Another dream fulfilled


That was 5 years ago now. My girl is coming home tomorrow from New Zealand. She has been there for the last 4 years, how I have missed her with a longing that only God knows about. She fulfilled one of her dreams again. Yey! Dreams and the fruition of them is so vital in life. She has been part of the film crew for the Hobbit. She has been blessed thoroughly. She has been able to see all of New Zealand whilst on location. She was even able to see one of the most spectacular parts of the South Island, the Milford Sounds, by helicopter. She has worked extremely hard, often 6 days a week 16 to 18 hour days. She has learned a lot. She has cried a lot. She has laughed a lot. She has reaped what she has sown, in that where she continued to be who she is as unique and the only one of her on this planet, she received amazing things back. We, as her parents are so proud of her. We, after all, walked alongside her on this painful, at times devastating, most amazing journey. It isn't finished yet, by any means. She is coming home tomorrow for a well deserved month's rest. We will lavish her with love and peace, joy and laughter. We will once again cry with her and jump for joy over all the things that she has gone through. The best part of this for me though is that we will be able to hug as often as we wish. We will be able to smile at each other across the room and know that all is right within our home.

Why have I chosen to let you all in on this very personal journey of my daughter, thinking that you actually would like to know her story?

It is because I would like to impart to you a very important life lesson!

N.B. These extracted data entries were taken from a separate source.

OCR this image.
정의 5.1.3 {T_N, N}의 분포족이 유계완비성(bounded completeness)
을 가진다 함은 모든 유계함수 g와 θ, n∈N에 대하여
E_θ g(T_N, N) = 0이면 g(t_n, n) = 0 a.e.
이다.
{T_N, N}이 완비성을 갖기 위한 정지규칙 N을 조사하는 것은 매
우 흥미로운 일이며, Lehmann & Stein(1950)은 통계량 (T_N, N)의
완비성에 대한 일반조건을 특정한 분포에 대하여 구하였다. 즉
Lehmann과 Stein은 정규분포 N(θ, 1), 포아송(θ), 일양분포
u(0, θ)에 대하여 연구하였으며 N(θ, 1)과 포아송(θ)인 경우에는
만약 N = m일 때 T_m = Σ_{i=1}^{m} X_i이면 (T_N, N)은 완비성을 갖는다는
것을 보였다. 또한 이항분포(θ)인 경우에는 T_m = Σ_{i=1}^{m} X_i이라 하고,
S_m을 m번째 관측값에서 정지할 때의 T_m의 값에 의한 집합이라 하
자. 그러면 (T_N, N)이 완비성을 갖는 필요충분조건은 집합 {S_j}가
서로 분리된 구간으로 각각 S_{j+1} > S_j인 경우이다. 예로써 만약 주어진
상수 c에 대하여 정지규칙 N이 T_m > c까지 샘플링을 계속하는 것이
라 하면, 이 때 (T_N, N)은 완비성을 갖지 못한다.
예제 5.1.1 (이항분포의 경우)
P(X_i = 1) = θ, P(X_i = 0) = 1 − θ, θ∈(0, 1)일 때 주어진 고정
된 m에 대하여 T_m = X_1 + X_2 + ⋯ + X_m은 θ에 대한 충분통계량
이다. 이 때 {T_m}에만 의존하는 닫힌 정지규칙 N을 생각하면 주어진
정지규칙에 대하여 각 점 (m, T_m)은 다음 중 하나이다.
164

If you are living just down the road (within 3 hours or so) of your family, then take every opportunity that presents itself to see them often, hug them often, laugh with them often.

To those who have their family living further away, may I say that you can't get much further then the other side of the world, then speak to them often, skype is awesome and in the main apart from internet access, free.

Do your level best to try to get to hug them at least once a year if possible because 2 years and 8 months is far too long.

Finally, remember, every foreigner that has come to live in your nation is important, they have amazing gifts that they carry with them. They have within them the abilities to add to the betterment of your nation. They deserve to be treated with respect and with dignity. They too, can help change the course of history. Embrace them and you will be all the better for that embracing.


Only one night more before I embrace my beautiful, amazing, vibrant unique daughter and see her smile, once again, as it enters my room.